It’s tea time in London, summer 1906, and Algernon Moncrieff is in the midst of confronting his friend about the inscription found within his misplaced pocket watch. “Besides, your name isn’t Jack at all; it’s Ernest,” Algernon exclaimed.
Oscar Wilde’s The Importance of Being Earnest has been performed as a Fine Arts Series production three times before at Pensacola Christian College, most recently in 2013. In the play, two gentlemen both take the name Ernest as they each strive to win the hearts of the women they love. The cast of characters hold to ideals and hinge decisions on details that don’t truly matter by the production’s conclusion. While the comedy is an English satire on social trivialities of Wilde’s time, the wit and humor found throughout are still enjoyed by audiences today.
In the weeks leading up to performances, rehearsals steadily felt more alive and authentic. Costumes, makeup, lights, sound, and each set all came together to immerse the cast within the world of their characters. “Every time I came to rehearsal, new details were added to or refined on the sets,” said Kurstin Hine (Jr., MI), who played Jack’s young ward, Cecily Cardew. “It was so much easier to embody my character when physically looking into her world and prancing around the staple settings of her life.”
While observing the changes surrounding them, the actors became more attuned to their character’s reality and those they shared it with. “The personality of Algernon is completely different from my own, and finding the right way to portray his character and personality has been an adventure,” said Matthew McIntyre (Sr., GA), one of the two actors playing the character.
“Every cast member has the same starting point,” said Rachel Wykle (Sr., TN), who played Lady Bracknell, Algernon’s distinguished aunt. “No actor is exactly what the director wants during auditions. The director has to see what they want in an actor and mold them into their vision. We are all individual works of art in a beautiful masterpiece of creativity.”
“Lady Bracknell is an unstoppable force of nature, and she commands respect by the dignified way she carries herself,” Rachel continued. “When getting into character, I listened to operatic music and let the music guide the way I walked up and down the hall.
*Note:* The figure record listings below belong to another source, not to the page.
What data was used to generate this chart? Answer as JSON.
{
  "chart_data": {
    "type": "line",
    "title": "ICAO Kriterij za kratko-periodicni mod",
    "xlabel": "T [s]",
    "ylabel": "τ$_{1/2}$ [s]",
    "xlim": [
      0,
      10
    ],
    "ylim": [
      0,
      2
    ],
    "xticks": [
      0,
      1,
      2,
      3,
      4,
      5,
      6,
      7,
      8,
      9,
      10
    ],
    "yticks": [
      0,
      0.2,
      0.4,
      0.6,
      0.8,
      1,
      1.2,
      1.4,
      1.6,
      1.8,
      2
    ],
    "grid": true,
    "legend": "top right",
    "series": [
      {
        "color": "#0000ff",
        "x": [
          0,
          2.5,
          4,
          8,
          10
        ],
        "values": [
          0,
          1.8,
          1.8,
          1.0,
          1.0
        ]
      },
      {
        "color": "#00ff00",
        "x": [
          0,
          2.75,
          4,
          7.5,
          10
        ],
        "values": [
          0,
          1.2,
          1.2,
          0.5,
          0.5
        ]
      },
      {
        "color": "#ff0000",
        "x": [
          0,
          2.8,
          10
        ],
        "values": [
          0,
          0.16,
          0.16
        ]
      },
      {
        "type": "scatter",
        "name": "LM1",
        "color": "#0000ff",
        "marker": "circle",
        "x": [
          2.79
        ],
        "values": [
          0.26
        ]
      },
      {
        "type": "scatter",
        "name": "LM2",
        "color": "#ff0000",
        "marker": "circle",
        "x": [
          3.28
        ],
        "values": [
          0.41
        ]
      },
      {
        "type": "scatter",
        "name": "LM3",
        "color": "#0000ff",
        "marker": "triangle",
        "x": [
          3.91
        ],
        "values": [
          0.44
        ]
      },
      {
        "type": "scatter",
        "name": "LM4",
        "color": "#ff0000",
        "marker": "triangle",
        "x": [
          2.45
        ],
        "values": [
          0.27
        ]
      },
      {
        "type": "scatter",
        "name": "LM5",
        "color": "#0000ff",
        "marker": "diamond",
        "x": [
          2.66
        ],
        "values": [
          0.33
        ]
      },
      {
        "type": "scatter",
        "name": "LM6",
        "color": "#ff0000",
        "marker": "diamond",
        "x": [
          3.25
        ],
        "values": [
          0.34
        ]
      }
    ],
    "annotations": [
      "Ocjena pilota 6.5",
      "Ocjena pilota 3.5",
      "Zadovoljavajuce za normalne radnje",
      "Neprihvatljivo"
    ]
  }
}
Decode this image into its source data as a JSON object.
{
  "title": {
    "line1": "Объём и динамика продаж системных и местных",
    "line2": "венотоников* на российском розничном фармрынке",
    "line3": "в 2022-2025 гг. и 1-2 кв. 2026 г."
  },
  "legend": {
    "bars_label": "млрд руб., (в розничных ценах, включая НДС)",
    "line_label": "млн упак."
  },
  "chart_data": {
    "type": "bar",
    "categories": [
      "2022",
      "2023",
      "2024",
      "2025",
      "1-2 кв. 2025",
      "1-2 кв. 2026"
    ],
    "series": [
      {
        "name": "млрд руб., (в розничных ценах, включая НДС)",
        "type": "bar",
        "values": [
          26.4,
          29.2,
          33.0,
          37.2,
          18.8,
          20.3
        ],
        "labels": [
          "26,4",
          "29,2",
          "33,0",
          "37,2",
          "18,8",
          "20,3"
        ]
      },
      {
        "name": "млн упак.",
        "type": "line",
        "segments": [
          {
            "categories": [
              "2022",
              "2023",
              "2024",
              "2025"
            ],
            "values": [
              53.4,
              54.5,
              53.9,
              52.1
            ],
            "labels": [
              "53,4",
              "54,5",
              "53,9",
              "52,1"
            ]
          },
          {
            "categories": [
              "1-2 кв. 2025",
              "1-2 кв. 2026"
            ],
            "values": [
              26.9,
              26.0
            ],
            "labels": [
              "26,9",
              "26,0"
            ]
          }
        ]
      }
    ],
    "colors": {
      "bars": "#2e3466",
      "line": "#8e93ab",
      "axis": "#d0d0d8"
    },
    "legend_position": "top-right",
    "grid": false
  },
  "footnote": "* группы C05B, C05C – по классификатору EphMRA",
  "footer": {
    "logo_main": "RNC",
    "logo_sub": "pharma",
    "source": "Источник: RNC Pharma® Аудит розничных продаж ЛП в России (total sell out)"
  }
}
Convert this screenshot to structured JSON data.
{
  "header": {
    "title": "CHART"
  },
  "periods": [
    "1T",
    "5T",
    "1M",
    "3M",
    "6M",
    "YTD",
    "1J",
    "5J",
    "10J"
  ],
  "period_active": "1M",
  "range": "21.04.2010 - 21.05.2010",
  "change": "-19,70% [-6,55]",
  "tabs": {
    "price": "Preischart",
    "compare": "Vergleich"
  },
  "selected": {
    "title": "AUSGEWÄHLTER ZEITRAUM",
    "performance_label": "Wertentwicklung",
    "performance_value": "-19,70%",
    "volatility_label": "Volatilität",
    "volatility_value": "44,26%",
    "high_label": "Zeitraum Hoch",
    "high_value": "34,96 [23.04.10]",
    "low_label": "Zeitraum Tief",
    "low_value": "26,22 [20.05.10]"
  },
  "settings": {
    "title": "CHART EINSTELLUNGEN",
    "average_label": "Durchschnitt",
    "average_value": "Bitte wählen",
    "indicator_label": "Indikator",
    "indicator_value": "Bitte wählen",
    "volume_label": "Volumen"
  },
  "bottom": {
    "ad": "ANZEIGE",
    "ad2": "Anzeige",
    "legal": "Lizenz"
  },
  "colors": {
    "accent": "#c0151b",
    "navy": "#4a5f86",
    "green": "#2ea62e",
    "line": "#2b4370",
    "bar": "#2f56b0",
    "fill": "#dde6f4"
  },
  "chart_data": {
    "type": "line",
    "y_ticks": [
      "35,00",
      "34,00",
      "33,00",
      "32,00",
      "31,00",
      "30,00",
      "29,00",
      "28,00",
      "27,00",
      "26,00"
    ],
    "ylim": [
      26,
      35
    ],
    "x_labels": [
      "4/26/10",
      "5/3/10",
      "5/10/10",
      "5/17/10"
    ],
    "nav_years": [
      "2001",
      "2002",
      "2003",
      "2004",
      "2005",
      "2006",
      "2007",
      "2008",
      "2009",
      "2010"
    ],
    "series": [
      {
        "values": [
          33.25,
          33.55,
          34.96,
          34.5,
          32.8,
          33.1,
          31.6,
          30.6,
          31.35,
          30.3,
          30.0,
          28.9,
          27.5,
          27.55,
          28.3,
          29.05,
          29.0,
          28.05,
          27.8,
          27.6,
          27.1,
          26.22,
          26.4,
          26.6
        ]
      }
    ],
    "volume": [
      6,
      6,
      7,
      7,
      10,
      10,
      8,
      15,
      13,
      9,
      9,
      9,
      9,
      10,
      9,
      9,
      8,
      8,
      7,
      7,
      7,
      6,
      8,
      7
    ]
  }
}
This gave her the grace and presence she needed to command the stage.”
“These actors literally take words written over 120 years ago and transform them into living, breathing characters. The result is mesmerizing and breathtaking,” said Liz Thomason, director of The Importance of Being Earnest. “They struggle through rehearsals, trying new things, adding new thoughts and gestures, creating character voices and stances, and finally, interacting with the other characters.”
“Miss Thomason has incredible insight and vision,” said Simon Haughey (Graduate Assistant), whose character, Jack Worthing, scrambles to preserve the fabrications surrounding his invented younger brother. “She’ll push you, but it’s easy to see that she knows what she’s doing and she will help you to reach your best.”
This cast was able to try out something new regarding sound equipment. “We used hairline mics for the first time,” said Lydia Van Hall (Performance Studies ’18), who has enjoyed playing the eloquent and spirited Gwendolen Fairfax. “These mics hide in your hair rather than going over the ears or clipping on to clothing. There is so much more freedom for movement and expression with this system.”
Joshua Holmes (Jr., KY), who also played Algernon, enjoyed developing friendships among casts as they worked toward performances. “This cast and crew is a wonderful group of people. And they made it easy to spend so much time with them,” he said.
Dressing up and attending Fine Arts can quickly become a common “last hurrah” among friend groups before the semester ends. Of course, all students are invited to audition for the chance to experience Fine Arts from a different perspective. “The productions on campus can be big responsibilities, but they can also be some of the most rewarding experiences as well,” said Simon Haughey. “I’d strongly encourage anyone to try to be involved in at least one production before they graduate. Who knows if you’ll ever have an opportunity like this again?”